The Pope stated this Saturday in an audience with the new Belgian ambassador to the Holy See, Charles Ghislain.

The Pontiff underlined the "fragility of human existence" and the necessity of protecting it through "authentic social cohesion that does not weaken the legitimate diversity of opinions."

"For quite some time the Church has inscribed itself fully in the history and the social fabric of your nation," he said, and "it desires to continue to be a factor in the harmonious coexistence among all."

The Church is happy to "place itself at the service of all the components of Belgian society" through "its numerous educational institutions, its work of a social character and the voluntary efforts of so many faithful," the Holy Father affirmed.

Nevertheless, he continued, the Church finds it necessary "to stress that it has, as an institution, the right to express itself publicly."

"It shares this right with all individuals and institutions, with the scope of speaking its mind on questions of common interest," Benedict XVI said.

He added, "The Church respects the right of everyone to think differently from it; it would like that its right to expression also be respected."

"The Church is a depository of a teaching, of a religious message that it received from Jesus Christ," Benedict XVI stated, which "can be summarized with the following words from Sacred Scripture: 'God is love' (1 John 4:16)."

This teaching "throws its light upon the meaning of the personal, familial and social life of man," he noted.

"The Church, having the common good as its objective, asks nothing other than the freedom to be able to propose this message, without imposing it on anyone, in respect for freedom of conscience," the Pope stated.

Apostle to the Lepers

He recalled that "it was in nourishing himself with this ecclesial teaching in a radical way that Joseph de Veuster became he who is now called 'St. Damien.'"

Speaking about the "Apostle to the Lepers," the Pontiff stated that "the exceptional destiny of this man shows to what point the Gospel awakens an ethics that is a friend to the person, above all if he is in need or marginalized."

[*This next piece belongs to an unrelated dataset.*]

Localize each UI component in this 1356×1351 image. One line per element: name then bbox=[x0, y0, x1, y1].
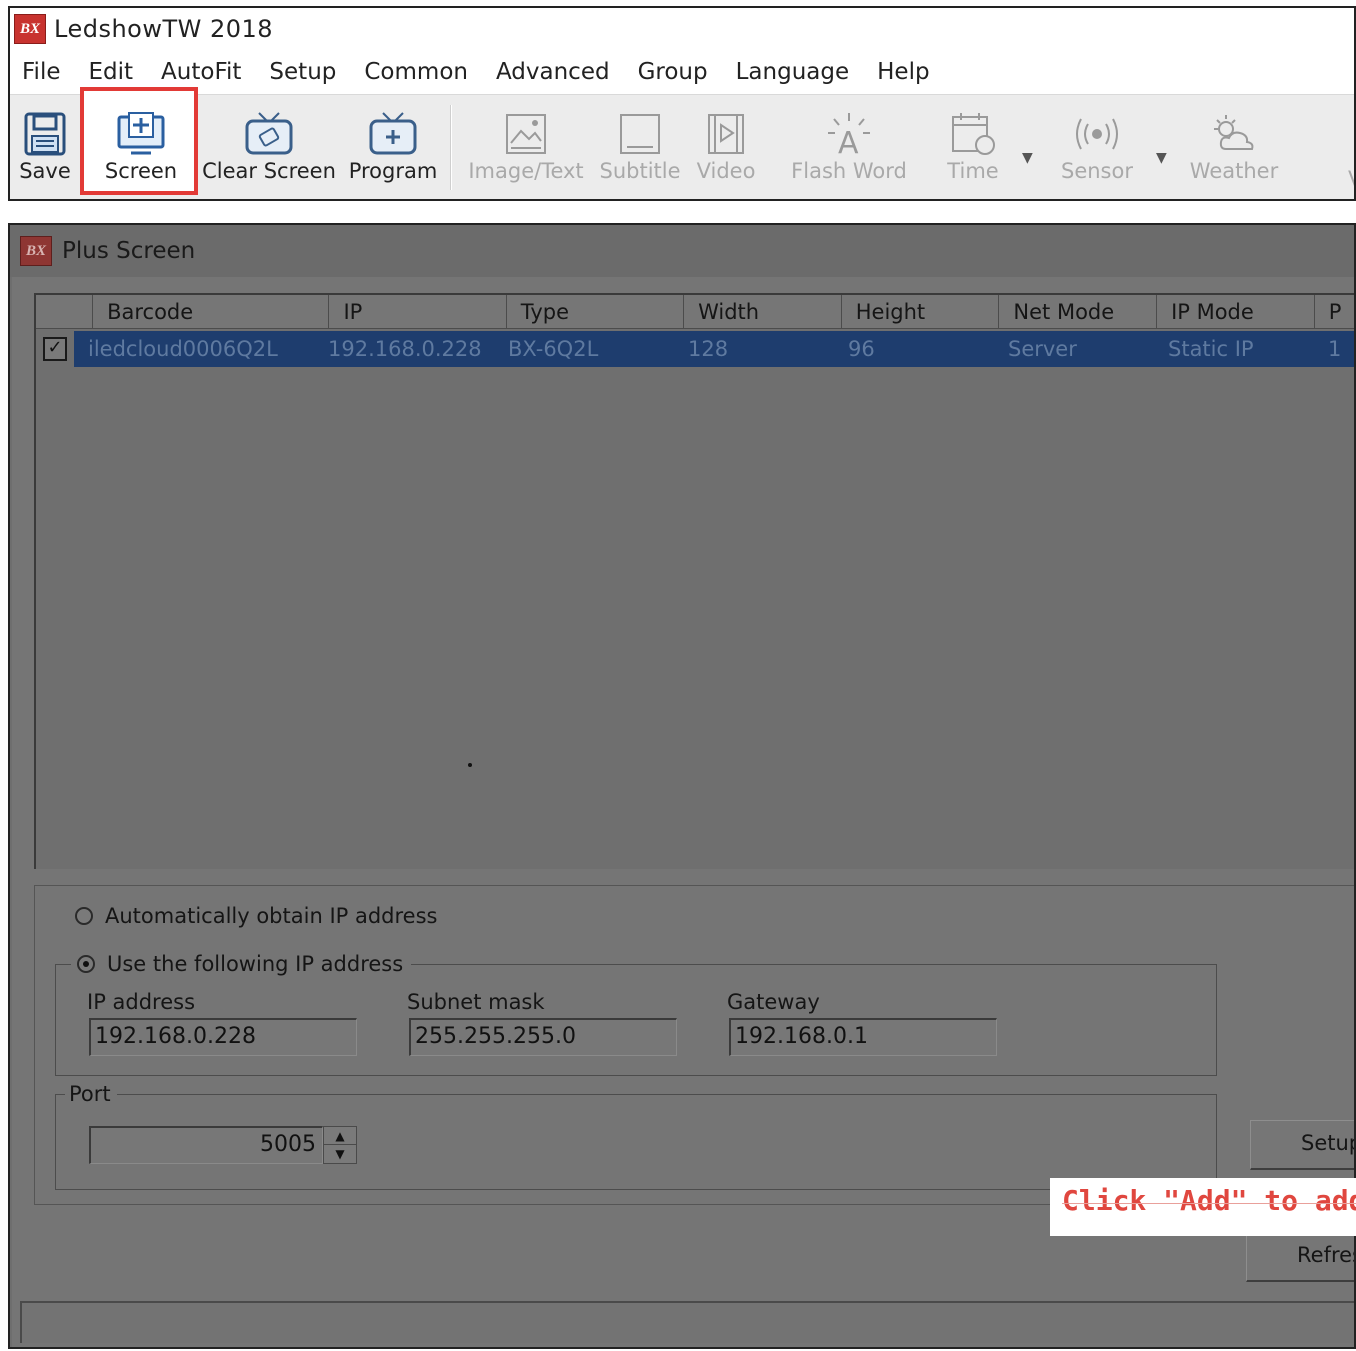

He continued: "The canonization of this priest and the universal fame that he enjoys is a legitimate reason for pride among the Belgian people.

"This attractive personage is not the fruit of a solitary journey. It is well to recall the religious roots that nourished his education and formation as well as the teachers who awakened that admirable generosity in him."

"It led him to share the marginalized life of the lepers," the Holy Father affirmed, "to the point of exposing himself to the illness from which they suffer."

Benedict XVI affirmed, "In the light of similar witnesses everyone can understand that the Gospel is a force that there is no reason to fear."

He stated, "I am convinced that despite the sociological developments, the Christian 'humus' is still rich in your land."

"It can generously nourish the commitment of a growing number of volunteers," the Pope proposed, "who, inspired by evangelical principles of fraternity and solidarity, accompany persons who experience difficulties and who, for this reason, need to be helped."